Die Herausforderungen des Massentourismus beschränken sich nicht nur auf die Wirtschaft, fügt Zafeiriou hinzu, insbesondere angesichts der Klimakrise. „Plötzlich hat man statt 3.000 Einwohner 25.000 und alle brauchen eine Dusche und Zugang zu Trinkwasser. Indem wir den Tourismus über das Jahr verteilen, normalisieren wir den Wasserverbrauch und nutzen die vorhandene Infrastruktur wie Hotels und Restaurants besser. Um den Tourismus in der Hauptsaison weiter zu entwickeln, müssten Sie mehr Infrastruktur aufbauen. Dies erhöht die CO2-Emissionen und kann zu Zersiedelung der Städte führen. Wir wollen Emissionen reduzieren und Zersiedelung verhindern. Die Trails helfen uns bei all dem.“

Auf Sifnos arbeitete Paths of Greece mit der Gemeinde, Einheimischen und Freiwilligen zusammen, um ein Netz von 19 Wanderwegen zu vermessen, zu markieren und wieder aufzubauen. Obwohl das Interesse der Gemeinschaft für den Erfolg jedes Trail-Projekts entscheidend ist, sagt Tsaravopoulos, stoße er manchmal zunächst auf Skepsis. „Zum Glück hält es nicht an. Wenn die Einheimischen Menschen sehen, die in ihre Region reisen, um auf den Spuren ihrer Vorfahren zu wandeln, fühlen sie sich inspiriert, sie ebenfalls zu gehen.“ Heute haben sich sowohl auf Sifnos als auch auf Kythera Wandervereine gebildet; Mitglieder versammeln sich regelmäßig, um zu wandern und bei der Instandhaltung der Wegesysteme zu helfen.

Faros ist ein weiteres Dorf, das auf herrlichen Wegen erreicht wird.
Faros ist ein weiteres Dorf, das auf herrlichen Wegen erreicht wird. Foto: Rawf8/Alamy

Trotz der Ruhe in Kastro herrscht in der Woche, in der meine Tochter und ich dort sind, Leben auf der Insel. Zum Abendessen fahren wir oft mit unserem Mietwagen in die Städte Apollonia oder Artemonas, die das ganze Jahr über eine solide Basis von Einwohnern haben und Restaurants, Bäckereien und Geschäfte geöffnet haben. Unsere Lieblingstaverne ist in Kamares, wo wir auch ein Geschäft mögen, das lokalen Honig, Süßigkeiten und Keramik verkauft.

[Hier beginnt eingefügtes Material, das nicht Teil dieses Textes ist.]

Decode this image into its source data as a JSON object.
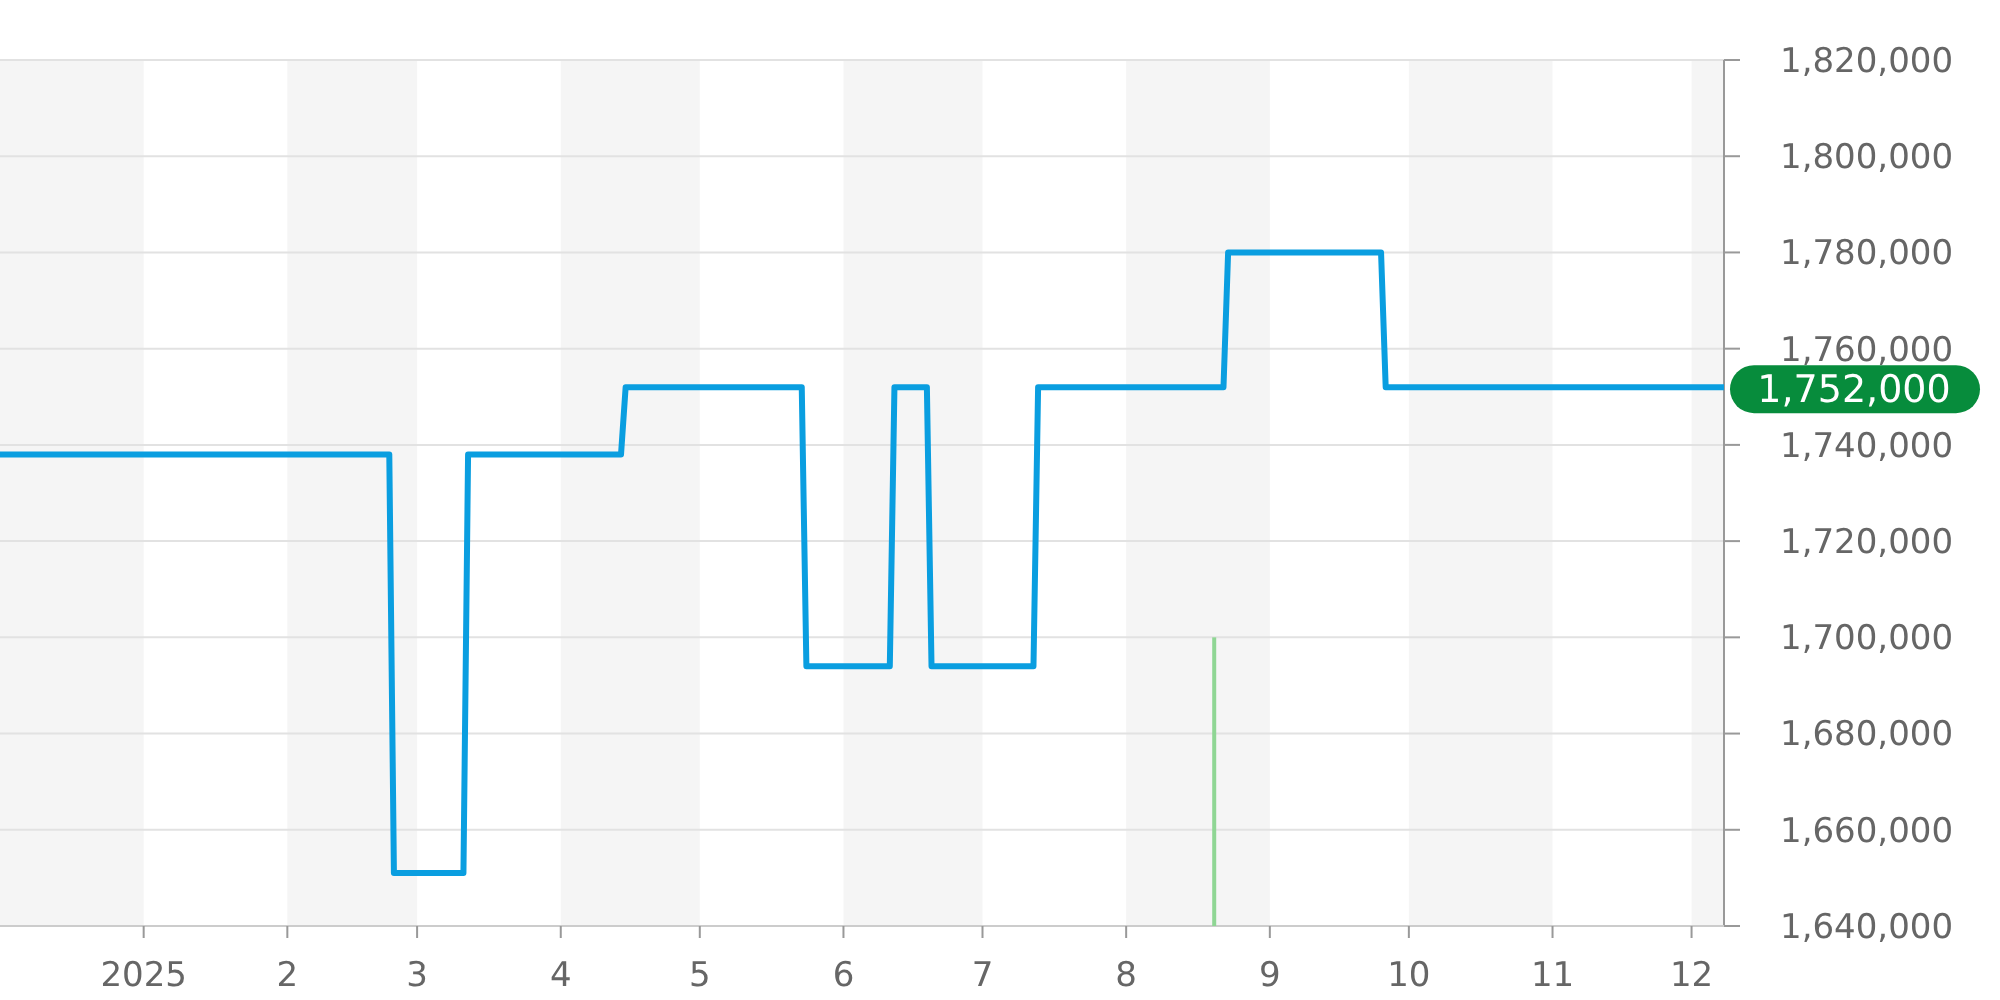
{
  "chart_data": {
    "type": "line",
    "x": [
      "2024-12-01",
      "2025-02-23",
      "2025-02-24",
      "2025-03-11",
      "2025-03-12",
      "2025-04-14",
      "2025-04-15",
      "2025-05-23",
      "2025-05-24",
      "2025-06-11",
      "2025-06-12",
      "2025-06-19",
      "2025-06-20",
      "2025-07-12",
      "2025-07-13",
      "2025-08-22",
      "2025-08-23",
      "2025-09-25",
      "2025-09-26",
      "2025-12-08"
    ],
    "series": [
      {
        "color": "#0a9ee0",
        "values": [
          1738000,
          1738000,
          1651000,
          1651000,
          1738000,
          1738000,
          1752000,
          1752000,
          1694000,
          1694000,
          1752000,
          1752000,
          1694000,
          1694000,
          1752000,
          1752000,
          1780000,
          1780000,
          1752000,
          1752000
        ]
      },
      {
        "type": "bar",
        "color": "#8fd694",
        "x": [
          "2025-08-20"
        ],
        "base": [
          1640000
        ],
        "values": [
          60000
        ]
      }
    ],
    "xlim": [
      "2024-12-01",
      "2025-12-08"
    ],
    "xticks": [
      {
        "value": "2025-01-01",
        "label": "2025"
      },
      {
        "value": "2025-02-01",
        "label": "2"
      },
      {
        "value": "2025-03-01",
        "label": "3"
      },
      {
        "value": "2025-04-01",
        "label": "4"
      },
      {
        "value": "2025-05-01",
        "label": "5"
      },
      {
        "value": "2025-06-01",
        "label": "6"
      },
      {
        "value": "2025-07-01",
        "label": "7"
      },
      {
        "value": "2025-08-01",
        "label": "8"
      },
      {
        "value": "2025-09-01",
        "label": "9"
      },
      {
        "value": "2025-10-01",
        "label": "10"
      },
      {
        "value": "2025-11-01",
        "label": "11"
      },
      {
        "value": "2025-12-01",
        "label": "12"
      }
    ],
    "ylim": [
      1640000,
      1820000
    ],
    "yticks": [
      {
        "value": 1640000,
        "label": "1,640,000"
      },
      {
        "value": 1660000,
        "label": "1,660,000"
      },
      {
        "value": 1680000,
        "label": "1,680,000"
      },
      {
        "value": 1700000,
        "label": "1,700,000"
      },
      {
        "value": 1720000,
        "label": "1,720,000"
      },
      {
        "value": 1740000,
        "label": "1,740,000"
      },
      {
        "value": 1760000,
        "label": "1,760,000"
      },
      {
        "value": 1780000,
        "label": "1,780,000"
      },
      {
        "value": 1800000,
        "label": "1,800,000"
      },
      {
        "value": 1820000,
        "label": "1,820,000"
      }
    ],
    "grid": "y",
    "bands": [
      {
        "axis": "x",
        "from": "2024-12-01",
        "to": "2025-01-01",
        "color": "#f5f5f5"
      },
      {
        "axis": "x",
        "from": "2025-02-01",
        "to": "2025-03-01",
        "color": "#f5f5f5"
      },
      {
        "axis": "x",
        "from": "2025-04-01",
        "to": "2025-05-01",
        "color": "#f5f5f5"
      },
      {
        "axis": "x",
        "from": "2025-06-01",
        "to": "2025-07-01",
        "color": "#f5f5f5"
      },
      {
        "axis": "x",
        "from": "2025-08-01",
        "to": "2025-09-01",
        "color": "#f5f5f5"
      },
      {
        "axis": "x",
        "from": "2025-10-01",
        "to": "2025-11-01",
        "color": "#f5f5f5"
      },
      {
        "axis": "x",
        "from": "2025-12-01",
        "to": "2025-12-08",
        "color": "#f5f5f5"
      }
    ],
    "annotations": [
      {
        "text": "1,752,000",
        "x": "2025-12-08",
        "y": 1752000
      }
    ],
    "line_style": "solid",
    "marker": "none"
  }
}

Überall auf Sifnos kreuzen markierte Wege Straßen und Dörfer, und wir sehen und treffen Touristen, die hier sind, um sie zu erkunden.

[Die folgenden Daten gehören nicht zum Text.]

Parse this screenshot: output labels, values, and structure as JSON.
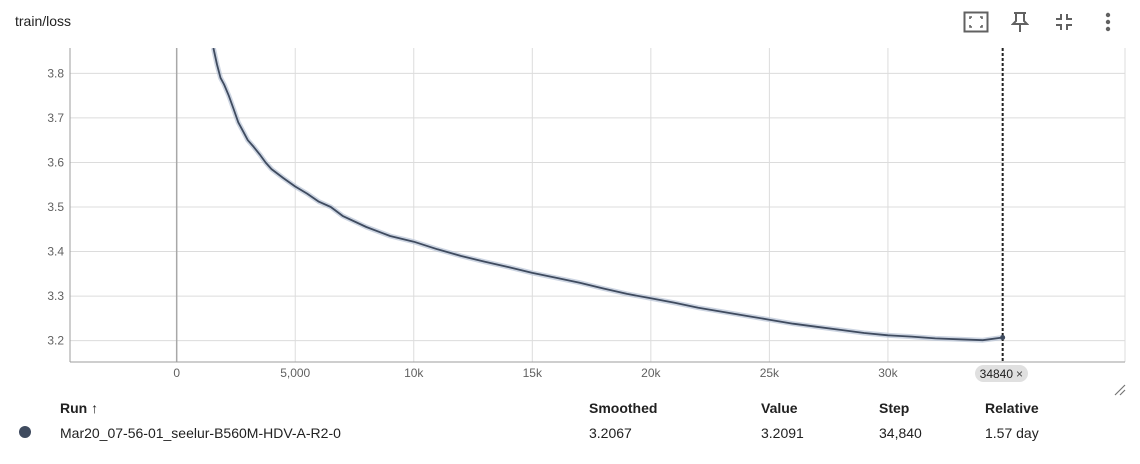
{
  "card": {
    "title": "train/loss"
  },
  "toolbar": {
    "icons": [
      "fit-domain-icon",
      "pin-icon",
      "collapse-icon",
      "more-vert-icon"
    ]
  },
  "chart_data": {
    "type": "line",
    "title": "train/loss",
    "xlabel": "",
    "ylabel": "",
    "xlim": [
      -4500,
      40000
    ],
    "ylim": [
      3.152,
      3.857
    ],
    "xticks": [
      0,
      5000,
      10000,
      15000,
      20000,
      25000,
      30000
    ],
    "xtick_labels": [
      "0",
      "5,000",
      "10k",
      "15k",
      "20k",
      "25k",
      "30k"
    ],
    "yticks": [
      3.2,
      3.3,
      3.4,
      3.5,
      3.6,
      3.7,
      3.8
    ],
    "ytick_labels": [
      "3.2",
      "3.3",
      "3.4",
      "3.5",
      "3.6",
      "3.7",
      "3.8"
    ],
    "grid": true,
    "series": [
      {
        "name": "Mar20_07-56-01_seelur-B560M-HDV-A-R2-0",
        "color": "#3f4b5f",
        "x": [
          1550,
          1700,
          1850,
          2000,
          2200,
          2400,
          2600,
          2800,
          3000,
          3250,
          3500,
          3750,
          4000,
          4500,
          5000,
          5500,
          6000,
          6500,
          7000,
          8000,
          9000,
          10000,
          11000,
          12000,
          13000,
          14000,
          15000,
          16000,
          17000,
          18000,
          19000,
          20000,
          21000,
          22000,
          23000,
          24000,
          25000,
          26000,
          27000,
          28000,
          29000,
          30000,
          31000,
          32000,
          33000,
          34000,
          34840
        ],
        "values": [
          3.857,
          3.82,
          3.79,
          3.775,
          3.75,
          3.72,
          3.69,
          3.67,
          3.65,
          3.635,
          3.618,
          3.6,
          3.585,
          3.565,
          3.546,
          3.53,
          3.512,
          3.5,
          3.48,
          3.455,
          3.435,
          3.422,
          3.405,
          3.39,
          3.377,
          3.365,
          3.352,
          3.341,
          3.33,
          3.317,
          3.305,
          3.295,
          3.285,
          3.274,
          3.265,
          3.256,
          3.247,
          3.238,
          3.231,
          3.224,
          3.217,
          3.212,
          3.209,
          3.205,
          3.203,
          3.201,
          3.207
        ]
      }
    ],
    "cursor_step": 34840
  },
  "step_chip": {
    "label": "34840",
    "close": "×"
  },
  "table": {
    "headers": {
      "run": "Run ↑",
      "smoothed": "Smoothed",
      "value": "Value",
      "step": "Step",
      "relative": "Relative"
    },
    "rows": [
      {
        "color": "#3f4b5f",
        "run": "Mar20_07-56-01_seelur-B560M-HDV-A-R2-0",
        "smoothed": "3.2067",
        "value": "3.2091",
        "step": "34,840",
        "relative": "1.57 day"
      }
    ]
  }
}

Bei unserem Rückweg vom Kloster Chryssopigi nach Kastro auf dem als Eselpfad markierten Weg sehen meine Tochter und ich tatsächlich einen Esel und einen weißhaarigen Mann, der darauf reitet. Weil die Menschen in Griechenland so warm wie die Sonne sind, erfahren wir innerhalb weniger Augenblicke, dass der 78-Jährige diesen Weg täglich zurücklegt, um nach seinen Schafen zu sehen, seinen Olivenhain zu pflegen und eine Kapelle zu besuchen.

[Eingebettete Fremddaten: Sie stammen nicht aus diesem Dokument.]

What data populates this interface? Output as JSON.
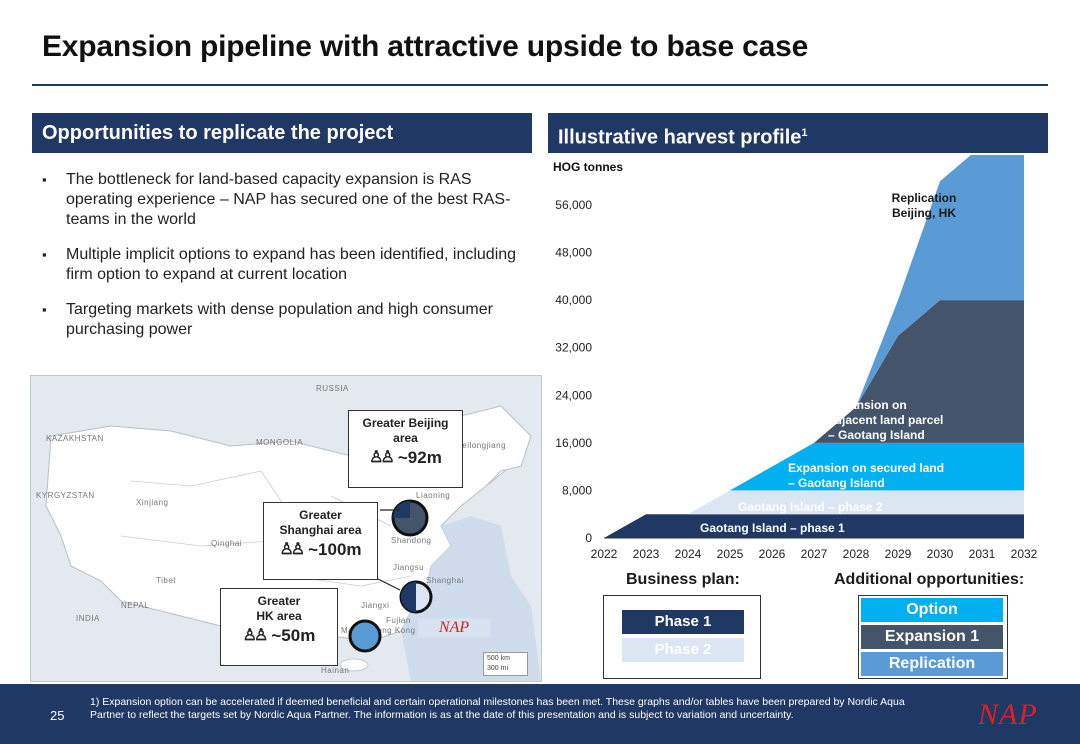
{
  "page": {
    "title": "Expansion pipeline with attractive upside to base case",
    "page_number": "25"
  },
  "left": {
    "heading": "Opportunities to replicate the project",
    "bullets": [
      "The bottleneck for land-based capacity expansion is RAS operating experience – NAP has secured one of the best RAS-teams in the world",
      "Multiple implicit options to expand has been identified, including firm option to expand at current location",
      "Targeting markets with dense population and high consumer purchasing power"
    ]
  },
  "map": {
    "country_labels": [
      "RUSSIA",
      "KAZAKHSTAN",
      "MONGOLIA",
      "KYRGYZSTAN",
      "INDIA",
      "NEPAL"
    ],
    "region_labels": [
      "Xinjiang",
      "Qinghai",
      "Tibet",
      "Heilongjiang",
      "Liaoning",
      "Shandong",
      "Jiangsu",
      "Shanghai",
      "Jiangxi",
      "Hainan",
      "Macau",
      "Hong Kong",
      "Fujian"
    ],
    "callouts": [
      {
        "title": "Greater Beijing area",
        "population": "~92m"
      },
      {
        "title": "Greater Shanghai area",
        "population": "~100m"
      },
      {
        "title": "Greater HK area",
        "population": "~50m"
      }
    ],
    "nap_label": "NAP",
    "scale_km": "500 km",
    "scale_mi": "300 mi"
  },
  "chart_data": {
    "type": "area",
    "title": "Illustrative harvest profile",
    "title_footnote": "1",
    "ylabel": "HOG tonnes",
    "xlabel": "",
    "categories": [
      "2022",
      "2023",
      "2024",
      "2025",
      "2026",
      "2027",
      "2028",
      "2029",
      "2030",
      "2031",
      "2032"
    ],
    "ylim": [
      0,
      56000
    ],
    "yticks": [
      0,
      8000,
      16000,
      24000,
      32000,
      40000,
      48000,
      56000
    ],
    "ytick_labels": [
      "0",
      "8,000",
      "16,000",
      "24,000",
      "32,000",
      "40,000",
      "48,000",
      "56,000"
    ],
    "series": [
      {
        "name": "Gaotang Island – phase 1",
        "values": [
          0,
          4000,
          4000,
          4000,
          4000,
          4000,
          4000,
          4000,
          4000,
          4000,
          4000
        ],
        "color": "#1f3864"
      },
      {
        "name": "Gaotang Island – phase 2",
        "values": [
          0,
          0,
          0,
          4000,
          4000,
          4000,
          4000,
          4000,
          4000,
          4000,
          4000
        ],
        "color": "#dce6f2"
      },
      {
        "name": "Expansion on secured land – Gaotang Island",
        "values": [
          0,
          0,
          0,
          0,
          4000,
          8000,
          8000,
          8000,
          8000,
          8000,
          8000
        ],
        "color": "#00b0f0"
      },
      {
        "name": "Expansion on adjacent land parcel – Gaotang Island",
        "values": [
          0,
          0,
          0,
          0,
          0,
          0,
          6000,
          18000,
          24000,
          24000,
          24000
        ],
        "color": "#44546a"
      },
      {
        "name": "Replication Beijing, HK",
        "values": [
          0,
          0,
          0,
          0,
          0,
          0,
          0,
          6000,
          20000,
          26000,
          32000
        ],
        "color": "#5b9bd5"
      }
    ],
    "annotations": [
      "Replication Beijing, HK",
      "Expansion on adjacent land parcel – Gaotang Island",
      "Expansion on secured land – Gaotang Island",
      "Gaotang Island – phase 2",
      "Gaotang Island – phase 1"
    ],
    "grid": false,
    "legend": "bottom"
  },
  "legend": {
    "business_plan_title": "Business plan:",
    "business_plan_items": [
      {
        "label": "Phase 1",
        "color": "#1f3864"
      },
      {
        "label": "Phase 2",
        "color": "#dce6f2"
      }
    ],
    "additional_title": "Additional opportunities:",
    "additional_items": [
      {
        "label": "Option",
        "color": "#00b0f0"
      },
      {
        "label": "Expansion 1",
        "color": "#44546a"
      },
      {
        "label": "Replication",
        "color": "#5b9bd5"
      }
    ]
  },
  "footer": {
    "footnote": "1) Expansion option can be accelerated if deemed beneficial and certain operational milestones has been met. These graphs and/or tables have been prepared by Nordic Aqua Partner to reflect the targets set by Nordic Aqua Partner. The information is as at the date of this presentation and is subject to variation and uncertainty.",
    "logo_text": "NAP"
  },
  "colors": {
    "navy": "#1f3864",
    "accent_red": "#e02020"
  }
}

„Ich bin diesen Weg fast jeden Tag gegangen, seit ich ein kleiner Junge war“, erzählt er uns, als ich ihn nach den Wanderwegen der Insel frage. „Die Wege geben uns Oliven, sie geben uns Milch, Käse, sie geben uns Gott – und sie geben uns Schönheit“, fügt er hinzu und deutet auf das Meer. Er fragt mich gezielt: „Sind Sie einverstanden?“

Ich nicke begeistert. “Oh ja. Ja, das tue ich“, sage ich.